Raph Frank wrote:
On Thu, Mar 11, 2010 at 9:41 PM, Kristofer Munsterhjelm
<[email protected]> wrote:
Having just a single from each state may be /too/ centrist, but to pick two
senators from each using a proportional ordering might work - as long as it
doesn't introduce partisan division.
You would probably end up getting the centre of each of the 2 parties
if you did that, so it defeats the idea of finding centerists to
cancel out the 2 party system.
You could split states into districts, if you wanted more than 1
senator elected at the same time.
Ofc, districting runs in gerrymandering problems.
I've thought about this, and it makes sense. Any argument I could use
against having a division inside states could also be used to argue
against a division among states (e.g. why have one from each state? why
not one from a block of states? Thus you should have one from a region
of each state if you have more than one).
Districting runs into gerrymandering. I think the solution there is to
let some independent body do the redistricting -- it works in Canada.
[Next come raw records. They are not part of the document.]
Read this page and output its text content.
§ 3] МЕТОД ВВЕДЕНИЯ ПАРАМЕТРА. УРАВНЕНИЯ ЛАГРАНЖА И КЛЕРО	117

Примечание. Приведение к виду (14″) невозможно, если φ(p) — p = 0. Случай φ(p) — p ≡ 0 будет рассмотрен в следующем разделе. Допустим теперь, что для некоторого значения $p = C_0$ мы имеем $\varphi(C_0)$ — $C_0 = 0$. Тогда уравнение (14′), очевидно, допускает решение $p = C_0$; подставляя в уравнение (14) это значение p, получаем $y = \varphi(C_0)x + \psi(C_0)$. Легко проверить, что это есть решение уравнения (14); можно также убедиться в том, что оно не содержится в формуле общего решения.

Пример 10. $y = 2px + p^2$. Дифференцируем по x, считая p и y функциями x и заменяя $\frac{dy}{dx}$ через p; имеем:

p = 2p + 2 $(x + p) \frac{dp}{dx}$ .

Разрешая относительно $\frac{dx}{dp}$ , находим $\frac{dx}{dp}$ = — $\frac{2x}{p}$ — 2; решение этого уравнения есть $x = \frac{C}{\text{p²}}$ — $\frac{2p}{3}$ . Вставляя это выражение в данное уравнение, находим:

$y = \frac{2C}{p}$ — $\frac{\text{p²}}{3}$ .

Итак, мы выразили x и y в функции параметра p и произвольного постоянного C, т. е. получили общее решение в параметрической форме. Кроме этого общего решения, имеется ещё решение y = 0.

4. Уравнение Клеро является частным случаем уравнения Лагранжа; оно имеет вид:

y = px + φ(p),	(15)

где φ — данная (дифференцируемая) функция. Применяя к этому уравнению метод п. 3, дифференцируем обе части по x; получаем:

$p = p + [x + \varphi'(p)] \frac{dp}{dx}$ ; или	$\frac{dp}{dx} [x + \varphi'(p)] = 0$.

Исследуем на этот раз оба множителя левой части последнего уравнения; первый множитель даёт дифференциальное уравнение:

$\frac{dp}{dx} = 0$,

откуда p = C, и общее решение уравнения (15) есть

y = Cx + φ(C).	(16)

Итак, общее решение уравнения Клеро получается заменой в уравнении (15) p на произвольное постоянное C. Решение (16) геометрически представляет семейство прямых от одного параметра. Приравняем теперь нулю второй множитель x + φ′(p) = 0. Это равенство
That raises the question of why such hasn't been done already, but I
think the parties are just too strong. The initial cancelling-out done
by Condorcet might be enough to pull the system away from that kind of
entrenchment.
More exotic systems might be possible - for instance, some sort of
supermajority requirement for councils of two, or a weighted kind of PR
that pulls the centrists towards the center, or something, but that
lacks the simplicity of the ideas above.